Along with Vile and his band, John Agnello co-produced the album. Agnello is a former ’70s/’80s studio-rock pro who somehow became Dinosaur Jr.’s go-to guy, so he knows something about mystic, distractable guitar heroes. But he doesn’t record Vile like a rocker; he lets him amble and wander and mutter to himself, making sure the softest sounds he makes are preserved in all their pillowy intimacy. Vile, like J Mascis, is the type to interrupt himself mid-sentence with a guitar solo, and he does it at least once on the album. The first and last songs on the LP hover around the 10-minute mark, with Vile only stepping to the microphone when he and guitarist Jesse Trvovich have said all they need to say with their fingers. And once the mood sets in, it only slightly registers when one song transitions into another, when anything changes. Waking On A Pretty Daze is an album so devoted to looking around, to taking stock in a moment, that you barely notice when the moment is over. If you’ve got an afternoon to kill, you should spend it with this album, splaying out on a blanket and staring at the sky, maybe with a baby crawling over your chest. I like to think that’s what Vile was doing while he wrote the thing. And if he’d been something other than the faraway goofball whose live show I hated so much, could he have embodied that feeling? Probably not. Sometimes, it takes a dreamer to get shit done.
Waking On A Pretty Daze is out now on Matador.
Kurt Vile – “Wakin On A Pretty Day”
Other albums of note out this week:
• The Knife’s vast and forbidding comeback Shaking The Habitual.
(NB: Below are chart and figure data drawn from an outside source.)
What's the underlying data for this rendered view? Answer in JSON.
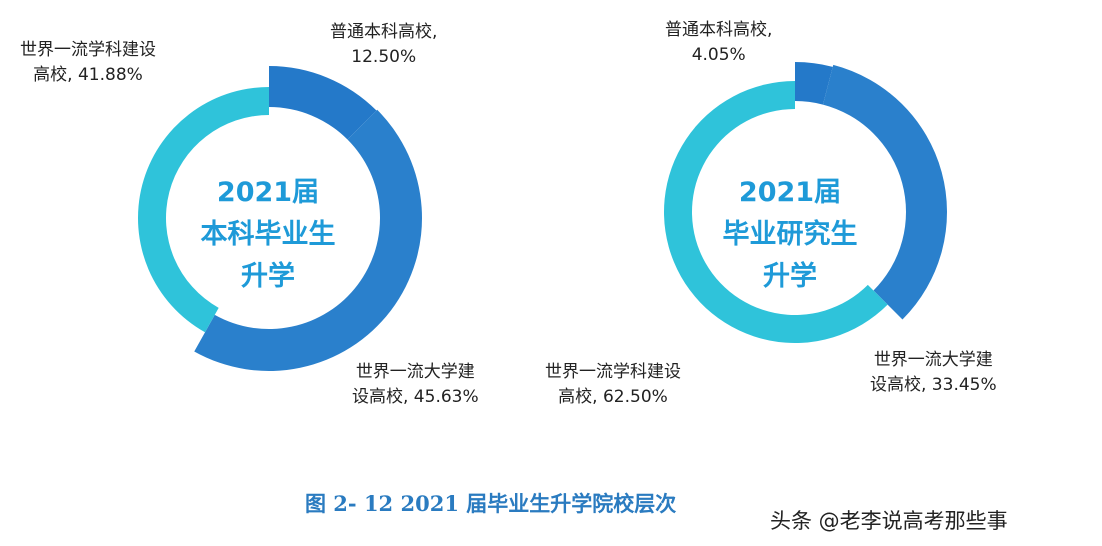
{
  "chart_data": [
    {
      "type": "pie",
      "donut": true,
      "center_title": [
        "2021届",
        "本科毕业生",
        "升学"
      ],
      "slices": [
        {
          "label": "普通本科高校",
          "value": 12.5,
          "color": "#2479c9"
        },
        {
          "label": "世界一流大学建设高校",
          "value": 45.63,
          "color": "#2a80cc"
        },
        {
          "label": "世界一流学科建设高校",
          "value": 41.88,
          "color": "#2fc3da"
        }
      ],
      "slice_labels": [
        [
          "普通本科高校,",
          "12.50%"
        ],
        [
          "世界一流大学建",
          "设高校, 45.63%"
        ],
        [
          "世界一流学科建设",
          "高校, 41.88%"
        ]
      ]
    },
    {
      "type": "pie",
      "donut": true,
      "center_title": [
        "2021届",
        "毕业研究生",
        "升学"
      ],
      "slices": [
        {
          "label": "普通本科高校",
          "value": 4.05,
          "color": "#2479c9"
        },
        {
          "label": "世界一流大学建设高校",
          "value": 33.45,
          "color": "#2a80cc"
        },
        {
          "label": "世界一流学科建设高校",
          "value": 62.5,
          "color": "#2fc3da"
        }
      ],
      "slice_labels": [
        [
          "普通本科高校,",
          "4.05%"
        ],
        [
          "世界一流大学建",
          "设高校, 33.45%"
        ],
        [
          "世界一流学科建设",
          "高校, 62.50%"
        ]
      ]
    }
  ],
  "caption": "图 2- 12  2021 届毕业生升学院校层次",
  "watermark": "头条 @老李说高考那些事"
}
• James Blake’s artfully funky Overgrown.
• M83’s soundtrack album for the sci-fi movie Oblivion.
• Justin Vernon’s blues-rock side project the Shouting Matches’ amped-up Grownass Man.
• White Fence’s sputtering lo-fi psych-rocker Cyclops Reap.
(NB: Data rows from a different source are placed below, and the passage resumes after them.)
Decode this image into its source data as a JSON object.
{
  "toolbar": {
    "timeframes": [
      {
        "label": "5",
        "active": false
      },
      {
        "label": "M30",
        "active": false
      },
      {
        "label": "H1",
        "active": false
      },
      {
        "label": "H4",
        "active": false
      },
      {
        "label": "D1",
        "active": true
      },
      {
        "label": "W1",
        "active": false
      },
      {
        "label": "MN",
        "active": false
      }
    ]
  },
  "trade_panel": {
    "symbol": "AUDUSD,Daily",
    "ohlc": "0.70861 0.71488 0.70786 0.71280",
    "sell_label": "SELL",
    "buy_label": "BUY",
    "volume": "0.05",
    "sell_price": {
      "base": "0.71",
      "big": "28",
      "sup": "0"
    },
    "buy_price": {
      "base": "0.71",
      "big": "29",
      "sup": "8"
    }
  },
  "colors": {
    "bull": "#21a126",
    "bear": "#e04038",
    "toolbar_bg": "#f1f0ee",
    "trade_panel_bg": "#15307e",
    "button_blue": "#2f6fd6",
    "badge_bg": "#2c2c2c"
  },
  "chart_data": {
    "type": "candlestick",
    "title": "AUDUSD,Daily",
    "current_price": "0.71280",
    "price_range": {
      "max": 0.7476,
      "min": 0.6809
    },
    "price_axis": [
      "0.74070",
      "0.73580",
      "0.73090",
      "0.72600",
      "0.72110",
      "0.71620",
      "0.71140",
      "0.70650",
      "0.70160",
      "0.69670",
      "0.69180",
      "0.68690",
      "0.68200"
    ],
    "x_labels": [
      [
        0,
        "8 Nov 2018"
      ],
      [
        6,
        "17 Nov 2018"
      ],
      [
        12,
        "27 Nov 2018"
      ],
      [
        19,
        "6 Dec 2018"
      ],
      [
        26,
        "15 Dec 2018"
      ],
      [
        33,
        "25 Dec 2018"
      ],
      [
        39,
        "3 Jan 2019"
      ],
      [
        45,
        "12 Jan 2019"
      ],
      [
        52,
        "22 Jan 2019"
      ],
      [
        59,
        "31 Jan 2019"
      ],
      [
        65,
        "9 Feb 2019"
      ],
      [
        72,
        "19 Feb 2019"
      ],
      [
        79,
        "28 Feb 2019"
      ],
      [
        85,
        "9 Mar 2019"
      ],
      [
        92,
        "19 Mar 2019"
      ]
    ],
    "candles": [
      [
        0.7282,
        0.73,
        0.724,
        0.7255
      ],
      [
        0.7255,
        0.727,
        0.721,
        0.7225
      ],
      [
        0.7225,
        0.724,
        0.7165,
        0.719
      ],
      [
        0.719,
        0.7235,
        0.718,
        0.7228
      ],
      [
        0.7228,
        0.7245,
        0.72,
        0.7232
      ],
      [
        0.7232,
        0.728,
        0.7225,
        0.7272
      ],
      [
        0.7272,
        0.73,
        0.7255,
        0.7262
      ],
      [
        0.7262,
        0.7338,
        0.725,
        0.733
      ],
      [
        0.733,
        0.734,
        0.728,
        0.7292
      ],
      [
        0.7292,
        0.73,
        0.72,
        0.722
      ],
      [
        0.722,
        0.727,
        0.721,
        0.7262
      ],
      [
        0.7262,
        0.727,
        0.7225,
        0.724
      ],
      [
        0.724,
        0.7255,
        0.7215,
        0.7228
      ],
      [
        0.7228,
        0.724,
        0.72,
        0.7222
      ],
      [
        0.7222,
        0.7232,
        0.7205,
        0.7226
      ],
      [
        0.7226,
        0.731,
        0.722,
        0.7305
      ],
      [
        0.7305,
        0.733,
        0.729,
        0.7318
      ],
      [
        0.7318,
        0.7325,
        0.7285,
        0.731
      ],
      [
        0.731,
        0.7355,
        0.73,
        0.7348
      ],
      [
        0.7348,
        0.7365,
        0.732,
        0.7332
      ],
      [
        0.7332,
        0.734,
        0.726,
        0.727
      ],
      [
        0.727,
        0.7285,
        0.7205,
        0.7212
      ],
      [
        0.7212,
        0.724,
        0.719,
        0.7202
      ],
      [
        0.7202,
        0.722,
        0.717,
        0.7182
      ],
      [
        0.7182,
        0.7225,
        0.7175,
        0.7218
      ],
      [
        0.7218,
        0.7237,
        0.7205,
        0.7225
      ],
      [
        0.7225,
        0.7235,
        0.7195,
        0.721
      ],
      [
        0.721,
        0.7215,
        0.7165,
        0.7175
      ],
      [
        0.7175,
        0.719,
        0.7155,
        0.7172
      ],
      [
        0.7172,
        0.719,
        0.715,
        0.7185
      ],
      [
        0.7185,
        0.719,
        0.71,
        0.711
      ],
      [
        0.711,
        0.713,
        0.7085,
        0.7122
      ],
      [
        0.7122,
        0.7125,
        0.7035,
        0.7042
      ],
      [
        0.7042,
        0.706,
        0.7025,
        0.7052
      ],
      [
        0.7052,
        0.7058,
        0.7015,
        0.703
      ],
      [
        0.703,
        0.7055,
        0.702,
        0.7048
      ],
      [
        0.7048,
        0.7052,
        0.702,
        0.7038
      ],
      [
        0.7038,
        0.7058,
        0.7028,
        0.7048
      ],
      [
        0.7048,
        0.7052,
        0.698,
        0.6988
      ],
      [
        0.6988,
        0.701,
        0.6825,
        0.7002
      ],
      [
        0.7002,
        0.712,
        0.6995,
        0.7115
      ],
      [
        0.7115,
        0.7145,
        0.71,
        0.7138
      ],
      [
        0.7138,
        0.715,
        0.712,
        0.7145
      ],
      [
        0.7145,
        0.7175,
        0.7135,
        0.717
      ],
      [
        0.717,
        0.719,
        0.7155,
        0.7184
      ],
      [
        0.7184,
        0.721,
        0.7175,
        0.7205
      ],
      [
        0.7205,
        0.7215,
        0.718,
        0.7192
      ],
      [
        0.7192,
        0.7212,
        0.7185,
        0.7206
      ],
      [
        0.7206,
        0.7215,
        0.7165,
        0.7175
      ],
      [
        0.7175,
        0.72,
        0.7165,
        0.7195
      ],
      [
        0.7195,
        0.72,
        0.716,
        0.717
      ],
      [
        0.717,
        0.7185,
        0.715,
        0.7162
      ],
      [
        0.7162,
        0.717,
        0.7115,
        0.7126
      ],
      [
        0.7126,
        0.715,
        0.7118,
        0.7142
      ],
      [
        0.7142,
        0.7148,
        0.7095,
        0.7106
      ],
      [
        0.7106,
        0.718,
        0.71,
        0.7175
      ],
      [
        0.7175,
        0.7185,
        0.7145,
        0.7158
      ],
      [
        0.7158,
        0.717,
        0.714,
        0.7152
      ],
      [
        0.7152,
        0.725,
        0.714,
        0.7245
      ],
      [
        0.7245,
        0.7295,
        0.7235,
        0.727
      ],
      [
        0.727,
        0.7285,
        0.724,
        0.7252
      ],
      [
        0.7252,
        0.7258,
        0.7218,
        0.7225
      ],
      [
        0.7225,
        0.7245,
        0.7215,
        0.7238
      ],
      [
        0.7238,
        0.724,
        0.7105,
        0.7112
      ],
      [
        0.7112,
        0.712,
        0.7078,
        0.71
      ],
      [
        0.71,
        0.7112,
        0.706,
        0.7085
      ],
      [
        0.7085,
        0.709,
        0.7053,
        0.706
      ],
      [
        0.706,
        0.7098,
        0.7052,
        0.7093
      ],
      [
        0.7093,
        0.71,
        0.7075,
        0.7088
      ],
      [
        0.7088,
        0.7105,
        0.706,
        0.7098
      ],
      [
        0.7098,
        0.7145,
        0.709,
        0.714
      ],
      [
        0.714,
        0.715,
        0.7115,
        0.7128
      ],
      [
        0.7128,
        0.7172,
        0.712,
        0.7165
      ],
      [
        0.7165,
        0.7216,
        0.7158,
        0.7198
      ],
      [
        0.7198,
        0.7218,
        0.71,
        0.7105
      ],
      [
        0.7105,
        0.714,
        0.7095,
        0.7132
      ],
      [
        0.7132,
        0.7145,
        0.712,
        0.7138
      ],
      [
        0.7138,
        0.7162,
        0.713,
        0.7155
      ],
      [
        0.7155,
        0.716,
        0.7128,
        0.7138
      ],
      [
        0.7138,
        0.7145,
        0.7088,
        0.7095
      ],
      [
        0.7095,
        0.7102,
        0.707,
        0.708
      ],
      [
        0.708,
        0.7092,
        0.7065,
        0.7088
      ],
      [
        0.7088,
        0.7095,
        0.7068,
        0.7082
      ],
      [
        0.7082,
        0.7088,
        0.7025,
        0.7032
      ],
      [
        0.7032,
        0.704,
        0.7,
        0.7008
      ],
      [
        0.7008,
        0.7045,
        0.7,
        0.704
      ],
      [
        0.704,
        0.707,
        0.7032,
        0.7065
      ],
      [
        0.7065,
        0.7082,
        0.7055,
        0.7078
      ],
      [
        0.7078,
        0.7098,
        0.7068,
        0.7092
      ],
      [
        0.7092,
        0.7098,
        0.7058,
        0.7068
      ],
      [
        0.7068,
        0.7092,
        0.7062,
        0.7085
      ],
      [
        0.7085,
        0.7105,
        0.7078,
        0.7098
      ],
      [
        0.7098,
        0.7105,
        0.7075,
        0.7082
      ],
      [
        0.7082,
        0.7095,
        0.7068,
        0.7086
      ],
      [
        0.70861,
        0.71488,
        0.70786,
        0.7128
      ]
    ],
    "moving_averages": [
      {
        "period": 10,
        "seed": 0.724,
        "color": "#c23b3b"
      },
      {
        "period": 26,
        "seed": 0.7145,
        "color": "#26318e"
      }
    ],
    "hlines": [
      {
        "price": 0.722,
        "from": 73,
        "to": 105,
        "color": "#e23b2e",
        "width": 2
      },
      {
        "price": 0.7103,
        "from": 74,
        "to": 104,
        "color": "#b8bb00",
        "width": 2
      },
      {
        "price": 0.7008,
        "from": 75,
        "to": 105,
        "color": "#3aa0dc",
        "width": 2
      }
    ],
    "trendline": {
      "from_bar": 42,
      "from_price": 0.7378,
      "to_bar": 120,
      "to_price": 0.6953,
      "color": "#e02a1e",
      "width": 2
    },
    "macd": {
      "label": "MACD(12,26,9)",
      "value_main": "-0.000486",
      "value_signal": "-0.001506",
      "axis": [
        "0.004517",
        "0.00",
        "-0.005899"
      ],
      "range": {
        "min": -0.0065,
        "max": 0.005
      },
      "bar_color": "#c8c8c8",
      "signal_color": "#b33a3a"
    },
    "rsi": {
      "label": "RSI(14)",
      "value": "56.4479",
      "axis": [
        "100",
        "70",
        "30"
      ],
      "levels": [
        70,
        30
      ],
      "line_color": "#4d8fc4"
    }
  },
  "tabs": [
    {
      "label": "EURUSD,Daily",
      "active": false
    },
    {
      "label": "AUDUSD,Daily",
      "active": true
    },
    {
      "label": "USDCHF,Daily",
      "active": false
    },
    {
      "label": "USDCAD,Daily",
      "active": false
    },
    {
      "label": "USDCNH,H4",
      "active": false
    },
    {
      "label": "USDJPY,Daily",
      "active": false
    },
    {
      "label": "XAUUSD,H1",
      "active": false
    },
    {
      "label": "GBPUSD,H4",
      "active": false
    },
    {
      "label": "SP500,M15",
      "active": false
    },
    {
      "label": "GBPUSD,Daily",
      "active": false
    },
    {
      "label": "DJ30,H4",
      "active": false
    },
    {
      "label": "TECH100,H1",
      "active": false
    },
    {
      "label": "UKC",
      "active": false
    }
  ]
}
• Young Man’s trilogy-completing indie-pop opus Beyond Was All Around Me.
• Former Beta Band singer Steve Mason’s solo move Monkey Minds In The Devil’s Time.
• Orchestral Manoeuvres In The Dark’s classical synthpop throwback English Electric.
• Team Spirit’s cranked-up, partied-out self-titled garage rock debut.
• SZA’s arty R&B excursion S.
• Neon Indian’s remix EP Eratta Annex.